Direct-to-consumer (DTC) telemedicine offers patients immediate access to remote physicians via personal devices. These services were originally designed for patients seeking care for minor acute illnesses. In disasters, however, DTC telemedicine may facilitate care that would otherwise be inaccessible due to displacement, unpassable roads, emergency closures, or increased demand for healthcare services.1 For the first time during the 2017 hurricane season, several DTC telemedicine companies including Doctor on Demand, MDLIVE, Teladoc, American Well, and LiveHealth Online offered free visits to hurricane victims.2 To understand the role that DTC telemedicine may play in disaster response and recovery, we describe services provided by one DTC telemedicine company during Hurricanes Harvey and Irma.

METHODS

We analyzed administrative data from Doctor on Demand in the 30 days following Hurricanes Harvey and Irma (August–September 2017). For these hurricanes, Doctor on Demand offered free two-way video visits to self-identified victims through the use of a hurricane-specific code that was advertised in affected areas via local and national news and social media. Victims needing care were instructed to visit Doctor on Demand’s mobile app or website to self-identify and request an immediate physician consult. Physicians could diagnose, prescribe, and refer patients to other sites for care (e.g., referral to emergency department for a potentially life-threatening condition). Physicians documented the visit, recording one diagnosis code for each visit within the company’s electronic medical record. Temporary state regulatory changes allowed out-of-state physicians to provide care during hurricane response.

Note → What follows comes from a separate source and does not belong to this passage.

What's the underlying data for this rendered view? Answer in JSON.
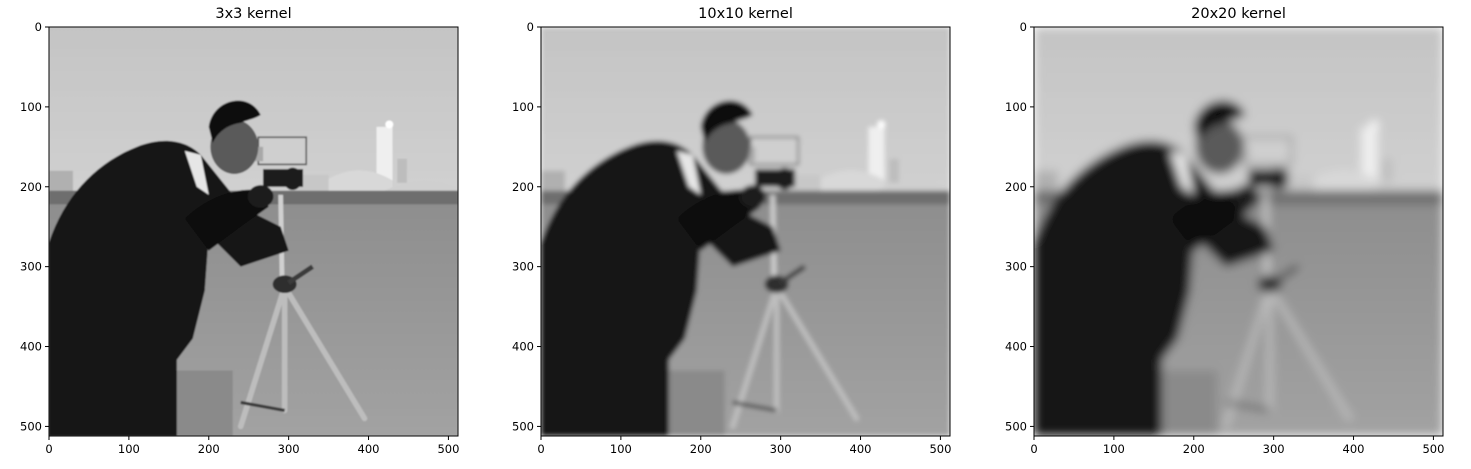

We compared visits for hurricane victims versus other visits across the nation during the same time period. We categorized the reason for the visit using ICD-10 diagnostic categories.3 RAND’s IRB determined the study was exempt.

RESULTS

There were 2057 telemedicine visits provided to Harvey (n = 1414, 69.0%) and Irma victims (n = 644, 31.3%). In 1297 (63%) of these visits, the patients served were first-time users of the telemedicine service. Visit volume peaked between days 3 and 6 after hurricane landfall (Fig. 1). Among participating patients, 1514 (73.6%) were female, 296 (14.4%) were age < 17, and 39 (1.9%) were age ≥ 65.

Fig. 1
figure 1

Timing of visits with self-identified hurricane Harvey and Irma victims. Day 1 is defined as landfall in the U.S.A.; pre-landfall presents the average number of visits in any given day in the pre-landfall period (maximum of 3 days) among users of the hurricane coupon code; data for hurricane Harvey were not available until day 4 after landfall due to a delay in implementing the hurricane coupon code.

Top diagnoses among hurricane victims in the first 7 days and 8–30 days following landfall of Harvey and Irma were similar. Diagnoses for hurricane victims differed slightly from top diagnoses nationally during the same period (Table 1). Acute respiratory illnesses (ARI) (31.3%) and skin problems (8.3%) were two of the most common diagnosis categories among hurricane victims in the first week, similar to national data. However, in the first week post-hurricane, visits for chronic conditions (7.2% among hurricane victims vs. 5.7% nationally); advice, counseling, and refills (5.7 vs. 3.3%), and back and joint concerns, including injuries (6.1 vs. 3.4%), were more common among hurricane victims. Mental health concerns were less common (5.9 vs. 11.7%). Physicians located outside of the affected states responded to 1293 (52.6%) of visits. In 123 (6%) visits, telemedicine physicians recommended patients seek in-person care (e.g., at an urgent care center, emergency department, or primary care provider).

Table 1 Leading Diagnosis Categories: Hurricanes Harvey and Irma Victims vs. National

DISCUSSION

Beyond establishing the feasibility of this telemedicine service, our results provide context on the clinical needs that prompt disaster victims to seek care via DTC telemedicine. Using telemedicine in disaster response is not new;4,5 nonetheless, providing care via a DTC model has only become viable in the past several years because of the widespread growth of smartphone ownership in the U.S.A. and the corresponding proliferation of DTC telemedicine services which employ thousands of U.S. physicians.6

Interestingly, the most common conditions managed during these hurricanes were similar to what is addressed in non-disaster contexts. While there was higher demand for care for chronic illness, overall, our data suggest that DTC telemedicine focuses on the routine needs of new telemedicine users and less on new issues precipitated by the disaster.

One key advantage of telemedicine in disaster response is that out-of-state providers can be tapped to expand the response workforce quickly and cost-effectively. However, the ability of telemedicine to respond does require that certain infrastructures remain in place such as Wi-Fi or cellular service.

This analysis is limited to one telemedicine company. Furthermore, we lacked data on utilization in the first 3 days following landfall of Harvey and on outcomes associated with telemedicine visits. However, our analysis illustrates the emerging role of DTC telemedicine in disaster response.